The news quite literally hit home for me—I was born and raised in Atlanta and some of the murders took place near my old stomping grounds. I was filled with shock, grief, frustration and then anger. As attacks on AAPIs have spiked over the last 12 months, the calls for help and the warning signs from our community have felt ignored—as if the stories were about people living on the other side of the world, not about your neighbors in America.
For many, the AAPI experience is one fraught with anxiety, trauma and identity crises. A complicated history with an American culture built on white supremacy and systemic racism is further complicated by a diverse community that, itself, is not a monolith. As “perpetual foreigners” and subjects of the model minority myth, Asians are invited but not fully integrated, or just largely ignored under the guise of being “O.K.” in culture and politics.
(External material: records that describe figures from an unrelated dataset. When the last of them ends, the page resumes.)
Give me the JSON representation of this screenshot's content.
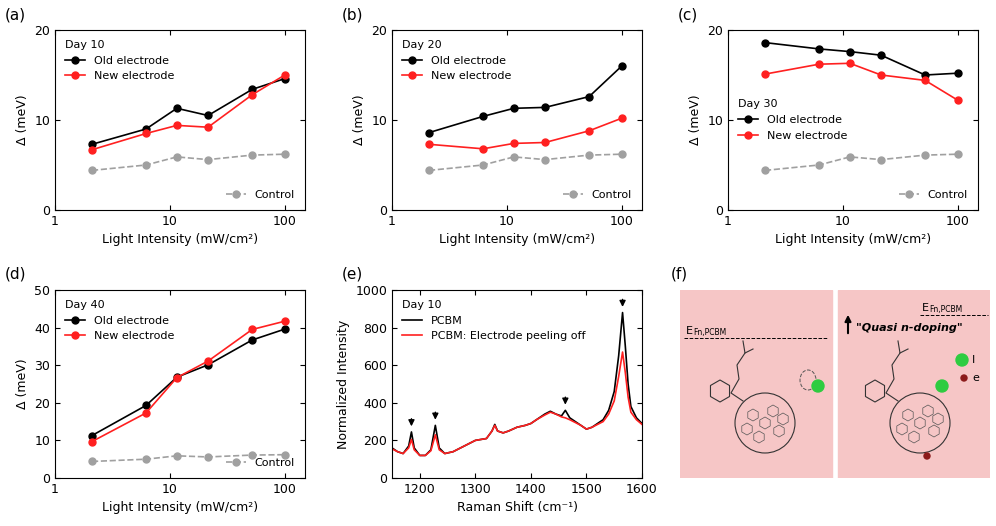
{
  "chart_data": [
    {
      "type": "line",
      "panel_label": "(a)",
      "legend_title": "Day 10",
      "legend": "upper left",
      "log": "x",
      "x_label": "Light Intensity (mW/cm²)",
      "y_label": "Δ (meV)",
      "x": [
        2.1,
        6.2,
        11.5,
        21.5,
        52,
        100
      ],
      "xlim": [
        1,
        150
      ],
      "xticks": [
        1,
        10,
        100
      ],
      "ylim": [
        0,
        20
      ],
      "yticks": [
        0,
        10,
        20
      ],
      "series": [
        {
          "name": "Old electrode",
          "color": "#000000",
          "marker": "circle",
          "line_style": "solid",
          "values": [
            7.3,
            9.0,
            11.3,
            10.5,
            13.4,
            14.6
          ]
        },
        {
          "name": "New electrode",
          "color": "#ff2020",
          "marker": "circle",
          "line_style": "solid",
          "values": [
            6.7,
            8.5,
            9.4,
            9.2,
            12.8,
            15.0
          ]
        },
        {
          "name": "Control",
          "color": "#a0a0a0",
          "marker": "circle",
          "line_style": "dashed",
          "values": [
            4.4,
            5.0,
            5.9,
            5.6,
            6.1,
            6.2
          ]
        }
      ]
    },
    {
      "type": "line",
      "panel_label": "(b)",
      "legend_title": "Day 20",
      "legend": "upper left",
      "log": "x",
      "x_label": "Light Intensity (mW/cm²)",
      "y_label": "Δ (meV)",
      "x": [
        2.1,
        6.2,
        11.5,
        21.5,
        52,
        100
      ],
      "xlim": [
        1,
        150
      ],
      "xticks": [
        1,
        10,
        100
      ],
      "ylim": [
        0,
        20
      ],
      "yticks": [
        0,
        10,
        20
      ],
      "series": [
        {
          "name": "Old electrode",
          "color": "#000000",
          "marker": "circle",
          "line_style": "solid",
          "values": [
            8.6,
            10.4,
            11.3,
            11.4,
            12.6,
            16.0
          ]
        },
        {
          "name": "New electrode",
          "color": "#ff2020",
          "marker": "circle",
          "line_style": "solid",
          "values": [
            7.3,
            6.8,
            7.4,
            7.5,
            8.8,
            10.2
          ]
        },
        {
          "name": "Control",
          "color": "#a0a0a0",
          "marker": "circle",
          "line_style": "dashed",
          "values": [
            4.4,
            5.0,
            5.9,
            5.6,
            6.1,
            6.2
          ]
        }
      ]
    },
    {
      "type": "line",
      "panel_label": "(c)",
      "legend_title": "Day 30",
      "legend": "center left",
      "log": "x",
      "x_label": "Light Intensity (mW/cm²)",
      "y_label": "Δ (meV)",
      "x": [
        2.1,
        6.2,
        11.5,
        21.5,
        52,
        100
      ],
      "xlim": [
        1,
        150
      ],
      "xticks": [
        1,
        10,
        100
      ],
      "ylim": [
        0,
        20
      ],
      "yticks": [
        0,
        10,
        20
      ],
      "series": [
        {
          "name": "Old electrode",
          "color": "#000000",
          "marker": "circle",
          "line_style": "solid",
          "values": [
            18.6,
            17.9,
            17.6,
            17.2,
            15.0,
            15.2
          ]
        },
        {
          "name": "New electrode",
          "color": "#ff2020",
          "marker": "circle",
          "line_style": "solid",
          "values": [
            15.1,
            16.2,
            16.3,
            15.0,
            14.4,
            12.2
          ]
        },
        {
          "name": "Control",
          "color": "#a0a0a0",
          "marker": "circle",
          "line_style": "dashed",
          "values": [
            4.4,
            5.0,
            5.9,
            5.6,
            6.1,
            6.2
          ]
        }
      ]
    },
    {
      "type": "line",
      "panel_label": "(d)",
      "legend_title": "Day 40",
      "legend": "upper left",
      "log": "x",
      "x_label": "Light Intensity (mW/cm²)",
      "y_label": "Δ (meV)",
      "x": [
        2.1,
        6.2,
        11.5,
        21.5,
        52,
        100
      ],
      "xlim": [
        1,
        150
      ],
      "xticks": [
        1,
        10,
        100
      ],
      "ylim": [
        0,
        50
      ],
      "yticks": [
        0,
        10,
        20,
        30,
        40,
        50
      ],
      "series": [
        {
          "name": "Old electrode",
          "color": "#000000",
          "marker": "circle",
          "line_style": "solid",
          "values": [
            11.3,
            19.3,
            26.8,
            30.1,
            36.7,
            39.6
          ]
        },
        {
          "name": "New electrode",
          "color": "#ff2020",
          "marker": "circle",
          "line_style": "solid",
          "values": [
            9.7,
            17.3,
            26.7,
            31.1,
            39.5,
            41.7
          ]
        },
        {
          "name": "Control",
          "color": "#a0a0a0",
          "marker": "circle",
          "line_style": "dashed",
          "values": [
            4.4,
            5.0,
            5.9,
            5.6,
            6.1,
            6.2
          ]
        }
      ]
    },
    {
      "type": "line",
      "panel_label": "(e)",
      "legend_title": "Day 10",
      "legend": "upper left",
      "x_label": "Raman Shift (cm⁻¹)",
      "y_label": "Normalized Intensity",
      "x": [
        1150,
        1160,
        1170,
        1180,
        1185,
        1190,
        1200,
        1210,
        1220,
        1228,
        1235,
        1245,
        1260,
        1280,
        1300,
        1320,
        1330,
        1335,
        1340,
        1350,
        1360,
        1375,
        1390,
        1400,
        1410,
        1425,
        1435,
        1445,
        1455,
        1462,
        1470,
        1480,
        1490,
        1500,
        1510,
        1520,
        1530,
        1540,
        1550,
        1558,
        1565,
        1570,
        1575,
        1580,
        1590,
        1600
      ],
      "xlim": [
        1150,
        1600
      ],
      "xticks": [
        1200,
        1300,
        1400,
        1500,
        1600
      ],
      "ylim": [
        0,
        1000
      ],
      "yticks": [
        0,
        200,
        400,
        600,
        800,
        1000
      ],
      "arrow_x": [
        1185,
        1228,
        1462,
        1565
      ],
      "series": [
        {
          "name": "PCBM",
          "color": "#000000",
          "marker": "none",
          "line_style": "solid",
          "values": [
            160,
            140,
            130,
            170,
            245,
            160,
            120,
            120,
            150,
            280,
            160,
            130,
            140,
            170,
            200,
            210,
            250,
            285,
            250,
            240,
            250,
            270,
            280,
            290,
            310,
            340,
            355,
            340,
            330,
            360,
            320,
            300,
            280,
            260,
            270,
            290,
            310,
            360,
            460,
            650,
            880,
            700,
            500,
            380,
            320,
            290
          ]
        },
        {
          "name": "PCBM: Electrode peeling off",
          "color": "#ff2020",
          "marker": "none",
          "line_style": "solid",
          "values": [
            155,
            140,
            130,
            160,
            205,
            150,
            120,
            120,
            145,
            230,
            150,
            130,
            140,
            170,
            200,
            210,
            250,
            280,
            250,
            240,
            250,
            270,
            280,
            290,
            310,
            335,
            350,
            340,
            325,
            320,
            310,
            295,
            280,
            260,
            270,
            285,
            300,
            340,
            410,
            540,
            670,
            560,
            430,
            350,
            310,
            285
          ]
        }
      ]
    }
  ],
  "diagram": {
    "panel_label": "(f)",
    "fermi_label": {
      "main": "E",
      "sub": "Fn,PCBM"
    },
    "annotation": "\"Quasi n-doping\"",
    "key": [
      {
        "label": "I",
        "color": "#2ecc40"
      },
      {
        "label": "e",
        "color": "#8b1a1a"
      }
    ]
  }
}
As AAPIs we have been excluded, interned, vilified, emasculated, fetishized and murdered.
For some time, I thought that this uncomfortable position we are in was our own doing. We wanted to be seen as American. We wanted to be accepted and celebrated just like everyone else. We wanted to fit in. And yet—our hair was different, our homes didn’t speak English, and because we were not of the majority, many of us felt that we should just be thankful. It wasn’t their fault. We should have easier names. We shouldn’t speak in our parents’ languages. We shouldn’t bring our snacks to school, because your teacher will ask to try it, feign disgust and throw it away in front of your laughing peers, as happened to me once. “Yan Yan in the can can,” she said to me.
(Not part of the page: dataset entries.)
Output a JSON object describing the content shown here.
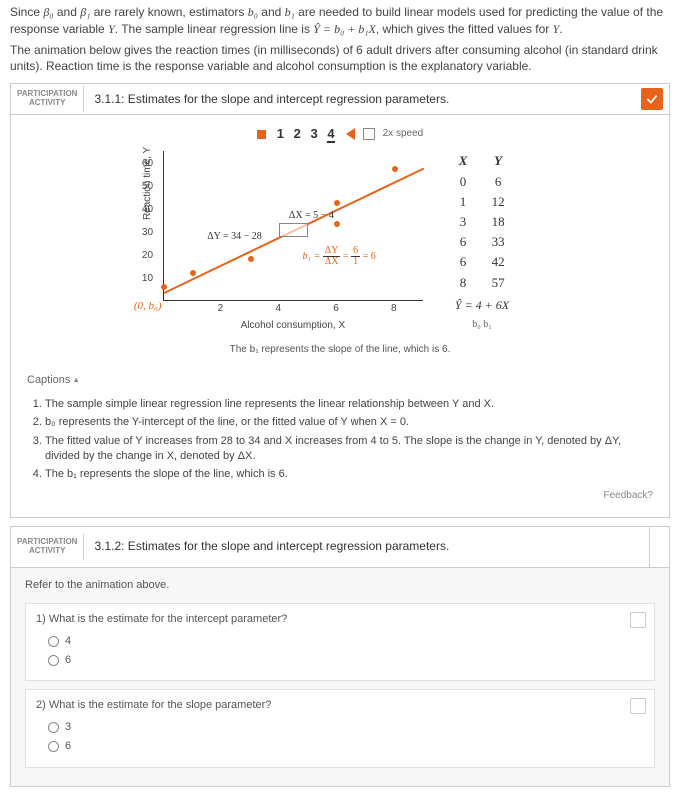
{
  "intro": {
    "line1_a": "Since ",
    "line1_b": " and ",
    "line1_c": " are rarely known, estimators ",
    "line1_d": " and ",
    "line1_e": " are needed to build linear models used for predicting the value of the response variable ",
    "line1_f": ". The sample linear regression line is ",
    "eq": "Ŷ = b₀ + b₁X",
    "line1_g": ", which gives the fitted values for ",
    "p0": "β₀",
    "p1": "β₁",
    "b0": "b₀",
    "b1": "b₁",
    "Y": "Y",
    "line2": "The animation below gives the reaction times (in milliseconds) of 6 adult drivers after consuming alcohol (in standard drink units). Reaction time is the response variable and alcohol consumption is the explanatory variable."
  },
  "activity1": {
    "tab1": "PARTICIPATION",
    "tab2": "ACTIVITY",
    "title": "3.1.1: Estimates for the slope and intercept regression parameters.",
    "steps": [
      "1",
      "2",
      "3",
      "4"
    ],
    "speed": "2x speed",
    "chart": {
      "ylabel": "Reaction time, Y",
      "xlabel": "Alcohol consumption, X",
      "yticks": [
        {
          "v": 10,
          "l": "10"
        },
        {
          "v": 20,
          "l": "20"
        },
        {
          "v": 30,
          "l": "30"
        },
        {
          "v": 40,
          "l": "40"
        },
        {
          "v": 50,
          "l": "50"
        },
        {
          "v": 60,
          "l": "60"
        }
      ],
      "xticks": [
        {
          "v": 2,
          "l": "2"
        },
        {
          "v": 4,
          "l": "4"
        },
        {
          "v": 6,
          "l": "6"
        },
        {
          "v": 8,
          "l": "8"
        }
      ],
      "ymax": 65,
      "xmax": 9,
      "origin": "(0, b₀)",
      "points": [
        {
          "x": 0,
          "y": 6
        },
        {
          "x": 1,
          "y": 12
        },
        {
          "x": 3,
          "y": 18
        },
        {
          "x": 6,
          "y": 33
        },
        {
          "x": 6,
          "y": 42
        },
        {
          "x": 8,
          "y": 57
        }
      ],
      "line": {
        "x0": 0,
        "y0": 4,
        "x1": 9,
        "y1": 58
      },
      "ann_dx": "ΔX = 5 − 4",
      "ann_dy": "ΔY = 34 − 28",
      "ann_b1_lhs": "b₁ =",
      "ann_b1_f1n": "ΔY",
      "ann_b1_f1d": "ΔX",
      "ann_b1_f2n": "6",
      "ann_b1_f2d": "1",
      "ann_b1_rhs": "= 6"
    },
    "table": {
      "hx": "X",
      "hy": "Y",
      "rows": [
        [
          "0",
          "6"
        ],
        [
          "1",
          "12"
        ],
        [
          "3",
          "18"
        ],
        [
          "6",
          "33"
        ],
        [
          "6",
          "42"
        ],
        [
          "8",
          "57"
        ]
      ],
      "eq": "Ŷ = 4 + 6X",
      "sub": "b₀   b₁"
    },
    "chart_caption": "The b₁ represents the slope of the line, which is 6.",
    "captions_label": "Captions",
    "captions": [
      "The sample simple linear regression line represents the linear relationship between Y and X.",
      "b₀ represents the Y-intercept of the line, or the fitted value of Y when X = 0.",
      "The fitted value of Y increases from 28 to 34 and X increases from 4 to 5. The slope is the change in Y, denoted by ΔY, divided by the change in X, denoted by ΔX.",
      "The b₁ represents the slope of the line, which is 6."
    ],
    "feedback": "Feedback?"
  },
  "activity2": {
    "tab1": "PARTICIPATION",
    "tab2": "ACTIVITY",
    "title": "3.1.2: Estimates for the slope and intercept regression parameters.",
    "refer": "Refer to the animation above.",
    "q1": {
      "num": "1)",
      "text": "What is the estimate for the intercept parameter?",
      "opts": [
        "4",
        "6"
      ]
    },
    "q2": {
      "num": "2)",
      "text": "What is the estimate for the slope parameter?",
      "opts": [
        "3",
        "6"
      ]
    }
  }
}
A submission to, and eventual complicity with racism normalized a dynamic that should not exist. To grow up believing we needed to be O.K. with racism in order to have a seat at the table is not O.K.. To internalize racism at such a young age, in retrospect, warped my sense of normality. As a victim of a hit-and-run incident as a young teenager, I actually questioned if my mom was in the wrong when the driver got out of his car, slammed his fists on our window and screamed at my mother, “You dumbass motherf-cking ch-nk!” I’m Korean, by the way.
Can you imagine wanting to apologize to your abuser? This is how confusing and convoluted growing up AAPI can be.
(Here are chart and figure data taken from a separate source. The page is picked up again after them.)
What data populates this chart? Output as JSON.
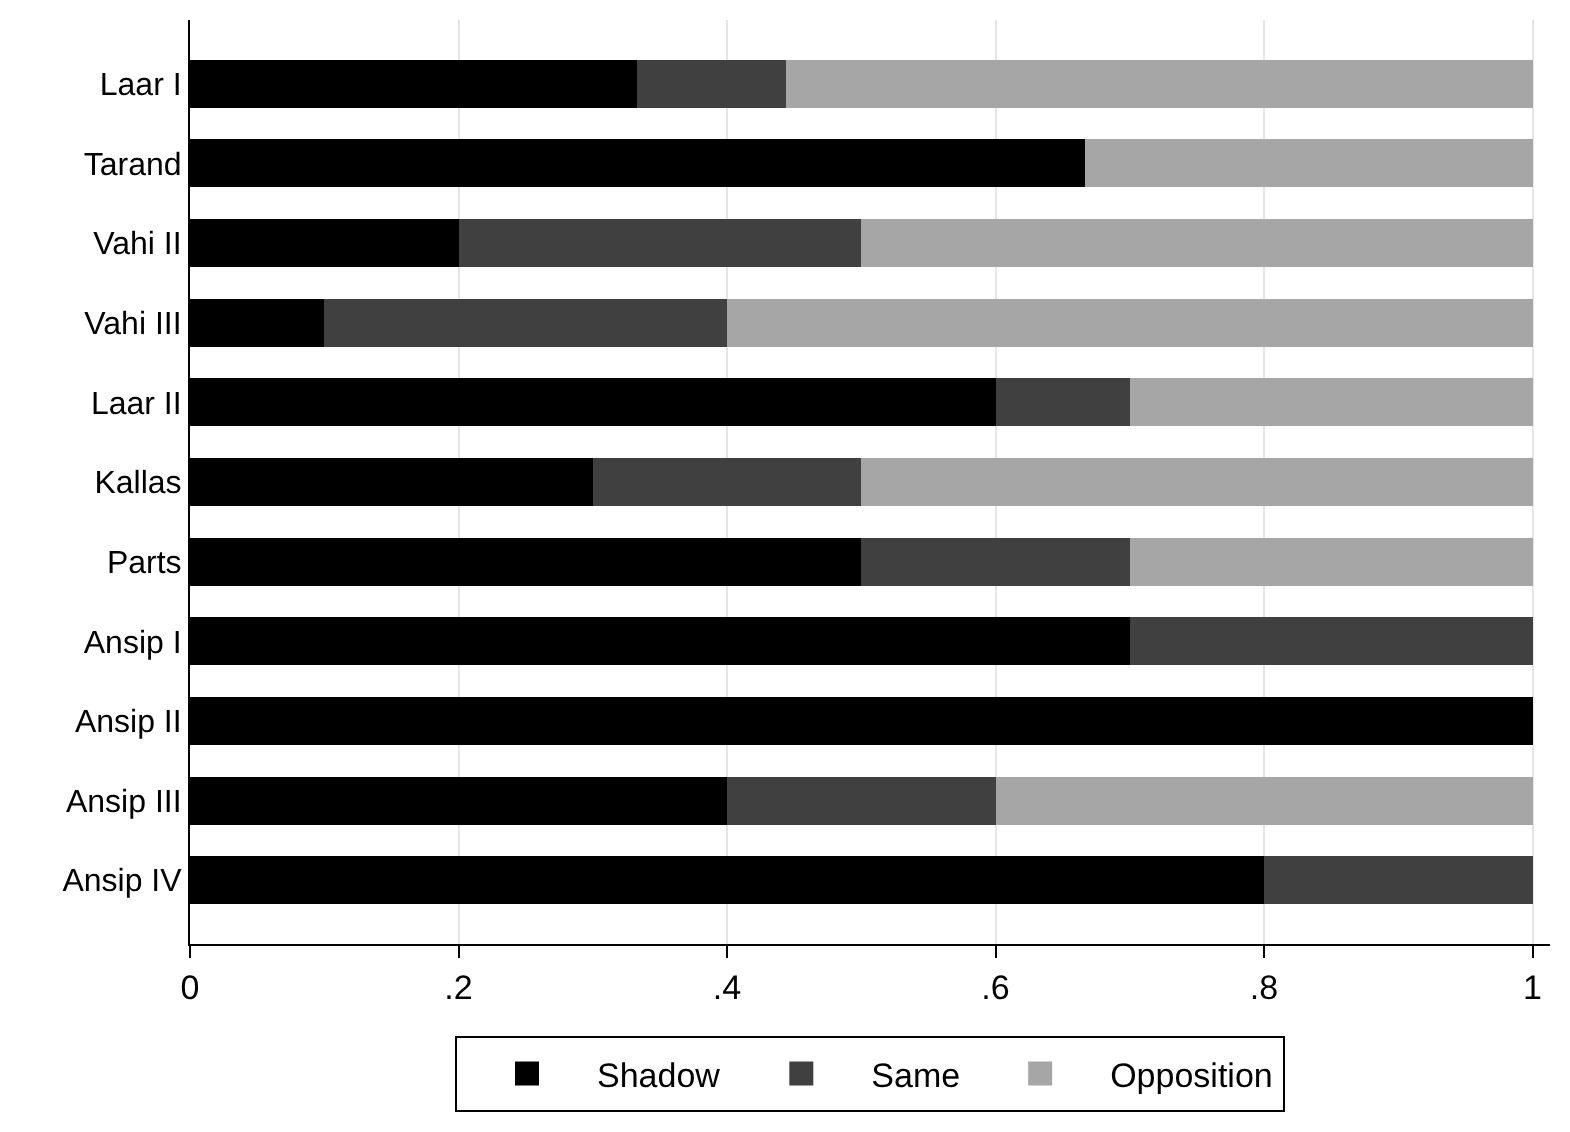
{
  "chart_data": {
    "type": "bar",
    "orientation": "horizontal",
    "stacked": true,
    "categories": [
      "Laar I",
      "Tarand",
      "Vahi II",
      "Vahi III",
      "Laar II",
      "Kallas",
      "Parts",
      "Ansip I",
      "Ansip II",
      "Ansip III",
      "Ansip IV"
    ],
    "series": [
      {
        "name": "Shadow",
        "color": "#000000",
        "values": [
          0.333,
          0.667,
          0.2,
          0.1,
          0.6,
          0.3,
          0.5,
          0.7,
          1,
          0.4,
          0.8
        ]
      },
      {
        "name": "Same",
        "color": "#404040",
        "values": [
          0.111,
          0,
          0.3,
          0.3,
          0.1,
          0.2,
          0.2,
          0.3,
          0,
          0.2,
          0.2
        ]
      },
      {
        "name": "Opposition",
        "color": "#a6a6a6",
        "values": [
          0.556,
          0.333,
          0.5,
          0.6,
          0.3,
          0.5,
          0.3,
          0,
          0,
          0.4,
          0
        ]
      }
    ],
    "xlim": [
      0,
      1.013
    ],
    "xticks": [
      0,
      {
        "value": 0.2,
        "label": ".2"
      },
      {
        "value": 0.4,
        "label": ".4"
      },
      {
        "value": 0.6,
        "label": ".6"
      },
      {
        "value": 0.8,
        "label": ".8"
      },
      1
    ],
    "grid": "x",
    "legend": "bottom"
  }
}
To suggest the murders of Daoyou Feng (44), Delaina Ashley Yaun Gonzalez (33), Suncha Kim (69), Hyun Jung Grant (51), Soon Chung Park (74), Xiaojie Tan (49), Paul Andre Michels (54) and Yong Ae Yue (63) were not racially motivated is completely naive and racist in itself. To dehumanize the lives of eight individuals because someone was, as the sheriff’s department spokesman put it, “having a bad day” or to blame their actions on “sex addiction” is the height of white privilege and reveals the depth of the over-sexualization—and objectification—of an entire race’s gender. Why are women of our community the outlet for and victims of your sexual addiction? How dare you.
Everything about this is tragic and wrong. But this is the way it’s been and continues to be.
Several still ask, “Why haven’t you said anything?” Let’s be very clear: we have always been pleading for your help, perhaps more than ever over the past year. You did not listen. You did not hear us. Please hear us now because being silent now is being complicit.
So what can we do? All mass change starts small—and in this case, it means empowering and supporting our local AAPI communities and businesses; it means reevaluating the parameters and punishments for “hate crime”; it means everyone committing to the grand experiment of a United States whose own face must evolve with its rapidly changing citizenry’s.
This is in no way a comprehensive list and it will be ever-changing, but it’s a place to start.
An attack on one of us is an attack on all of us, but the good news is change can also start with one of us. Will it be you? Whether you live in Atlanta or in any city of this country, empower yourself by understanding our experience, buying from our local communities, and reinforcing our commitment to restorative justice that is not just a correction of inequality but an opportunity to grow opportunities for more.
We are hurt, exhausted, full of sorrow and angry—rightfully so. But we must continue to persevere. We must all continue to be active in creating the change that we so badly want and need for ourselves and our future generations.